ADAM: Use profiles and set the profile for the Hosp A connection to always prompt for username and password.

I currently have the outlook instance on my machine set up with at least 10 different profiles that hook into 10 different Exchange Orgs, some that trust the Domain/Account I am using interactively, some that don't.

I agree with Dana though that Outlook should be able to use multiple Exchange ORGs simultaneously. That pops up all sorts of questions about Address Book resolution, etc but those can all be answered.

Even more than multi-ORG support though I would like to see outlook use LDAP for Exchange Org AB resolution. Dump NSPI, it is a big pain in the ass both for managing DLs/users from within Outlook but also is a huge pain in the ass from a troubleshooting standpoint.

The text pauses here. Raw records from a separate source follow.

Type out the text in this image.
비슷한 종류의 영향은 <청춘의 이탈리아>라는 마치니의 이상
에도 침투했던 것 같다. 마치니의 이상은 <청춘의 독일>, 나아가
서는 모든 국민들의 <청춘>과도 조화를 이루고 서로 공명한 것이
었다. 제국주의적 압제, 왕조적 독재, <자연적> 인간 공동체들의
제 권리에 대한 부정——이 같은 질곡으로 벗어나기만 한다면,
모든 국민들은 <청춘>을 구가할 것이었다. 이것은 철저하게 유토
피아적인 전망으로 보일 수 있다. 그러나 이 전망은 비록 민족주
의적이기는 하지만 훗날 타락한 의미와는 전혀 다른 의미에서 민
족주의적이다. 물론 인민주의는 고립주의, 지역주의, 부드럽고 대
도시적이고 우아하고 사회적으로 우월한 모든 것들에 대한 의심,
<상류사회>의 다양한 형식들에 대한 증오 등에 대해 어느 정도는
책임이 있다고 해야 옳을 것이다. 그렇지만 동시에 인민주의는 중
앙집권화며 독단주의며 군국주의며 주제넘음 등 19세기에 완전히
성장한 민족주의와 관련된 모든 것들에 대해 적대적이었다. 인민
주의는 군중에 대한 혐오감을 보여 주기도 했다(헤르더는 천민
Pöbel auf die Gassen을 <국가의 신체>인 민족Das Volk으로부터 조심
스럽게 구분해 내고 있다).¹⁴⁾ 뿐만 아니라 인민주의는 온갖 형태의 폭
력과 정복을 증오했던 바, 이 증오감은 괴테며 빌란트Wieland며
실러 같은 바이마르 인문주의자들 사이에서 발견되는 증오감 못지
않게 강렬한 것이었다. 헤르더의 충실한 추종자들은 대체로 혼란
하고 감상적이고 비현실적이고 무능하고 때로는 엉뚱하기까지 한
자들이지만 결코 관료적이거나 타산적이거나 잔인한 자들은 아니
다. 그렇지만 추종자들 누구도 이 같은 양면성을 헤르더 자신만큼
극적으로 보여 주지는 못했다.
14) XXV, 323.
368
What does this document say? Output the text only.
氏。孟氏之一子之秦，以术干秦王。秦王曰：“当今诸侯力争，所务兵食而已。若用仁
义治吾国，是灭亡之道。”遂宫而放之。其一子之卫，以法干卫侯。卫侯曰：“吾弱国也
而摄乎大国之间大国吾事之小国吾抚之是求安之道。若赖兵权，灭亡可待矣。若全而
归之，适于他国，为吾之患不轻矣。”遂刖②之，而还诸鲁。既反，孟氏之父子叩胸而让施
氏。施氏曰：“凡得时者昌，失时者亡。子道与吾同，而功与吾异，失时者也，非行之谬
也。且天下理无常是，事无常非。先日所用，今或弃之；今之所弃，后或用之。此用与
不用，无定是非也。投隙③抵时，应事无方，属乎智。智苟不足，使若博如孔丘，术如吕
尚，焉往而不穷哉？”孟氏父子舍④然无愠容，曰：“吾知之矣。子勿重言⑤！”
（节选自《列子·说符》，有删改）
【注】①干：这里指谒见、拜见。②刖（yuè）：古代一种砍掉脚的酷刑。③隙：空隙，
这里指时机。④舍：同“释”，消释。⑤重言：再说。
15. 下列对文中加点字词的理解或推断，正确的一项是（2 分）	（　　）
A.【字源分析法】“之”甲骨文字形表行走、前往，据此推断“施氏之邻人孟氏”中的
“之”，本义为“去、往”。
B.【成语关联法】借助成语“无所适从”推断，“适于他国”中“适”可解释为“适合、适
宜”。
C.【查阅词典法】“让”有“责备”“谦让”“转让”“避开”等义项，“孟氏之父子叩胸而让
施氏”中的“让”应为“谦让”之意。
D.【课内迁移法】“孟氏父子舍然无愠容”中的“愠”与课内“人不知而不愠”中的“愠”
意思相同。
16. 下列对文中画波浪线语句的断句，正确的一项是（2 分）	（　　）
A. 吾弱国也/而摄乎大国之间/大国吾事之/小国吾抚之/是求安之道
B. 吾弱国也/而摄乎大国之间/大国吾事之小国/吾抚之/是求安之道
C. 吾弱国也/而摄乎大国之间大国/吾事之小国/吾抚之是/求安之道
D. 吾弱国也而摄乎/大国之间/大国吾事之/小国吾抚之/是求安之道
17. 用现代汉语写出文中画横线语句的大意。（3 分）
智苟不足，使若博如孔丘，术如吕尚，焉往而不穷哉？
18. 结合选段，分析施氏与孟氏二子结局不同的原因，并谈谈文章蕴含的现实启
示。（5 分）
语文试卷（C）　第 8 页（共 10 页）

The AD and Exchange DEV folks made it too easy for the Outlook folks to sit back and not do anything to fix any of that by crutching that shitty mechanism.

joe

Posted by: joe at February 7, 2006 01:44 PM

About 3 years ago, my team actually started digging down into the core of the MAPI stack for a stillborn feature in our web-based VPN portal. What we found was really ugly. We eventually ran into exactly this issue, called PSS, and got back a "sorry, you're out of luck". The whole subsystem is a pain in the ass, though; not Microsoft's best software engineering.

I guess they architected in an assumption that there would only be one active MAPI profile/client at a time.

Posted by: Steve Dispensa at February 7, 2006 08:10 PM

I made the same exact complain in December.

http://www.slashstar.com/blogs/tim/archive/2005/12/19/WhyDoesOutlookSupportOnlyOneExchangeServer.aspx

It's really, really frustrating, especially with RPC over HTTP/S which really ENABLES you to use more than one concurrently.

Sadly, it is not (yet) fixed in Outlook 12. I've asked if there are but haven't gotten a concrete answer. Judging from Steve's comment above though, it won't unless they've done some drastic refactoring.